実際に描いている時は、地域の人や通りがかりの人など、色んな人達と繋がっていく時間でもありました。「いつも下を向いていたけど、上を見上げるようになったよ」とか、「通りが明るくなった」など声をかけてもらったり、私の代わりに住民がこの絵を説明したりして、だんだんこの絵を誇りに思ってきてくれているんだなと感じました。音戸の町は、再建不可物件の土地や空き家が山ほどあって、住みたくても朽ち果てるとどうしようもなくて空き地になるしかない特殊な場所なんです。壁画を描いている時に、人口が減っている問題など市民なりに考えている思いを聞くこともあって。出来上がった絵がみんなの思いに少しでもつながるようにと、その場で描きながら思いを絵の中に追加しています。そうして完成した壁画は、町のシンボルのようになったと住民の方も言ってくれて、音戸の町を彩る一つになれたかなと思っています。
此松さんは普段は東京でゲストハウスをされているので、音戸は家守さんで運営されています。家守システムはとてもよくできていて、イロリバハウスに住みながら、宿泊対応のアルバイトもできるので、様々な地域からお試し暮らしを兼ねて来られるんです。地元の方が壁画の話をしてくれるので、家守さんも自然と関りが持てているようです。
今回私は宿のために絵を描いたのですが、最終的には町のためになったように思います。描いて終わりではなくて、これをきっかけに音戸の再認識ができたり、関係性が生まれたり、イロリバハウスが架け橋となり、機能し始めたんじゃないかなと思います。今後も、色々なものを繋げて、みんなの未来にもつながるようなことになったら良いなと思います。

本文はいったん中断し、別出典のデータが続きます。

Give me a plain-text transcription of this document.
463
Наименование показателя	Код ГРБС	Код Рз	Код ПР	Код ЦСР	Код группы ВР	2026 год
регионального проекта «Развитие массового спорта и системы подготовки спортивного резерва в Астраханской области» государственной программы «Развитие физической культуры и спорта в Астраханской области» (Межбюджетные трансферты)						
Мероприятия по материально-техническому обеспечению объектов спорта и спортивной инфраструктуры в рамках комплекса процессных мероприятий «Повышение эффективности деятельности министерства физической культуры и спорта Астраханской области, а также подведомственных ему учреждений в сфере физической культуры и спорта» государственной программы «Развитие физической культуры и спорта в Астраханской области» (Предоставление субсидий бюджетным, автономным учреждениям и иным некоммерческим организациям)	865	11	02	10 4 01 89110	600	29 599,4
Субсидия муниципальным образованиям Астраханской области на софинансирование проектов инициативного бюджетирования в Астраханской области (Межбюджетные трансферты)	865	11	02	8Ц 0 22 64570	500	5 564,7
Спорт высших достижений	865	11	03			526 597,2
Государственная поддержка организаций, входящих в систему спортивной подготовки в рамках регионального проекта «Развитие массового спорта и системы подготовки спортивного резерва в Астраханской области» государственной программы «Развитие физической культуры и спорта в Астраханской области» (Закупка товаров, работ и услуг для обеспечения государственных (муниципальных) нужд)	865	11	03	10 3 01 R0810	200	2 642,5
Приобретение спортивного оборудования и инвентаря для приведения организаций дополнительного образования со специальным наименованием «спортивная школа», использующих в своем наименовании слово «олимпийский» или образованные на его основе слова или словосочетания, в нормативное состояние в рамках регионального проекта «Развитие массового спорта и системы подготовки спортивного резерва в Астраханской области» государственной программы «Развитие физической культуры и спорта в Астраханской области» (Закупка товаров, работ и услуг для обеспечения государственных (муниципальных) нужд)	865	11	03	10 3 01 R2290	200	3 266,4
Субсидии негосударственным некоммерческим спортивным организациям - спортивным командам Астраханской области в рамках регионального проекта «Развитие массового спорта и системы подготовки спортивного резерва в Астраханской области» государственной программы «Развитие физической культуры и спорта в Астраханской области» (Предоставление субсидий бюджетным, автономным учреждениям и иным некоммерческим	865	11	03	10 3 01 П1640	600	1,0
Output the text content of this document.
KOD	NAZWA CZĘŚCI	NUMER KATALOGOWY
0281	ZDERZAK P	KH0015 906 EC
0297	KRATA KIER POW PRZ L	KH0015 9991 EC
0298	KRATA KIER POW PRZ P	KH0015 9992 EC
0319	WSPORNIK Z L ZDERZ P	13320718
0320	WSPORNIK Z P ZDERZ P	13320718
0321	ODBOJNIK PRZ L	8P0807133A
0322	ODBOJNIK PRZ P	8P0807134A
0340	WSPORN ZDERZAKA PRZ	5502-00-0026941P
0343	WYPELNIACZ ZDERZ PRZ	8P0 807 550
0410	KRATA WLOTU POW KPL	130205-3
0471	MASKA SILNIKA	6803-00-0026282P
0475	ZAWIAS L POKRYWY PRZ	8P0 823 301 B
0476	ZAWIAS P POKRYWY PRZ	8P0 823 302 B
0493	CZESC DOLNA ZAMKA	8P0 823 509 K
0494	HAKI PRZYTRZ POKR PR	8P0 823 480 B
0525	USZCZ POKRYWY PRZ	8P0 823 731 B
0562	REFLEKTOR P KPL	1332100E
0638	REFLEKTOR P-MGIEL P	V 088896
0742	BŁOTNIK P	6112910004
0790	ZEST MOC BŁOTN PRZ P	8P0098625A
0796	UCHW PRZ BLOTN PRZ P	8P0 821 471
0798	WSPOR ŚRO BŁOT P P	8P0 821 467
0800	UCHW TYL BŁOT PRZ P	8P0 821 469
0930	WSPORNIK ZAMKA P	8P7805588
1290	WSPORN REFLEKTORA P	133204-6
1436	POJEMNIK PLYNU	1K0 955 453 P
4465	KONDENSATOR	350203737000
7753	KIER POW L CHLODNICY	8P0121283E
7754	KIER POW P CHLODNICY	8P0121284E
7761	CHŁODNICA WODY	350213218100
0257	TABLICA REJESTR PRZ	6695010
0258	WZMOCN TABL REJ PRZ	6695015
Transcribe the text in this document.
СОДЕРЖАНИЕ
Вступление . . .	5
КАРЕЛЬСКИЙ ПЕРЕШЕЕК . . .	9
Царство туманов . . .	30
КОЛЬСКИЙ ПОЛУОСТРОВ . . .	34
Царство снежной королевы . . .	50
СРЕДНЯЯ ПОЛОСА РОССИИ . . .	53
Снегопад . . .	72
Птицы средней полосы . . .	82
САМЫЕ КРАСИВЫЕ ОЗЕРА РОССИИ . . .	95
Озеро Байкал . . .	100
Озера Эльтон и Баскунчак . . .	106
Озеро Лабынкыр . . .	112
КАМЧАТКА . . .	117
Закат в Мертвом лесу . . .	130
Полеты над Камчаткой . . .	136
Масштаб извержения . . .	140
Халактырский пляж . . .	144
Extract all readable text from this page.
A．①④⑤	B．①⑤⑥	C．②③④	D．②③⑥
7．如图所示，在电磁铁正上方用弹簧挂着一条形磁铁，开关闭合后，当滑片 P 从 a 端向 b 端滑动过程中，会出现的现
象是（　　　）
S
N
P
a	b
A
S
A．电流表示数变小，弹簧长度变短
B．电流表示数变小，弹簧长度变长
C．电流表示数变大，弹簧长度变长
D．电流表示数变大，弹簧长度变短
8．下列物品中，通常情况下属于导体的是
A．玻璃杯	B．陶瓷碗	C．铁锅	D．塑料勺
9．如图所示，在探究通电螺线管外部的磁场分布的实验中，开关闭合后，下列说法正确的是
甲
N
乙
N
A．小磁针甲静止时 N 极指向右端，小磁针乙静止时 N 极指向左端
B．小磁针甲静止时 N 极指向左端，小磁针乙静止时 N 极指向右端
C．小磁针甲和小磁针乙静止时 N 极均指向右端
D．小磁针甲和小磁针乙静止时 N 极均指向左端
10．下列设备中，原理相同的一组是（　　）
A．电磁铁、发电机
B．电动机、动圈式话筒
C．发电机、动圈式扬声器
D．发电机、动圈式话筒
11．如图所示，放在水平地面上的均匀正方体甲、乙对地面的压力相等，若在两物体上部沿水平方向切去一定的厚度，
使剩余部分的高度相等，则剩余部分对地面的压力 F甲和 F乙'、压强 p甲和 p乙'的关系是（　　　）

私はアーティスト活動を始めて今年で6年目になります。美大には行ってないけれど、絵を描くことが好きだから覚悟を決めてチャレンジしていく中で、作家活動をしながらやっていく環境を探していた時に、フウドの後藤さんに出会ったんです。フウドは全部を受け入れて応援してくれる場所ですし、お互い作用し合える面白い活動をしているスタッフばかり。現在もフウドで働きながら、オーダーをうけての作品作りや、企業さんとのデザインの仕事、ワークショップ講師などの活動をしています。どの仕事に関しても、絶対にしたいことはつなげること。自分はバトンを人に送る思いで作品を作り続けているので、自分も、関わった人の未来も作れたらと思っています。
私が生まれ、育ったこの江田島はとても豊かな所です。それに気づいたのは、私が1回外に出たからなんですよね。江田島に限らずなのですが、みんな今あるものを見失っているから、ちゃんと見つめることが大事だと思うんです。今ある価値を引き出すようなことを、私達のように活動をしている人がしなくちゃいけないと思っています。そうすることで、住んでいる人のシビックプライド(※2)みたいなものにつながればいいなと思います。最近では江田島に私のような活動をしている人も増えてきたり、東京からIT企業が来たりと、面白くなっています。江田島に対する未来の選択肢が増えることはすごくいいこと。活動している人も、していない人でも、「誰でも島においでよ!」と誇らしく言えるようになるといいなと思います。
※2 シビックプライド
「地域をより良い場所にするために、自分自身が関わっている」という、当事者意識や自負心のこと。
「思いを形にし繋いでいく」をコンセプトに依頼イラストやコラージュ制作。デザイン制作。壁画制作をしています。また展示、ワークショップ講師も行っています。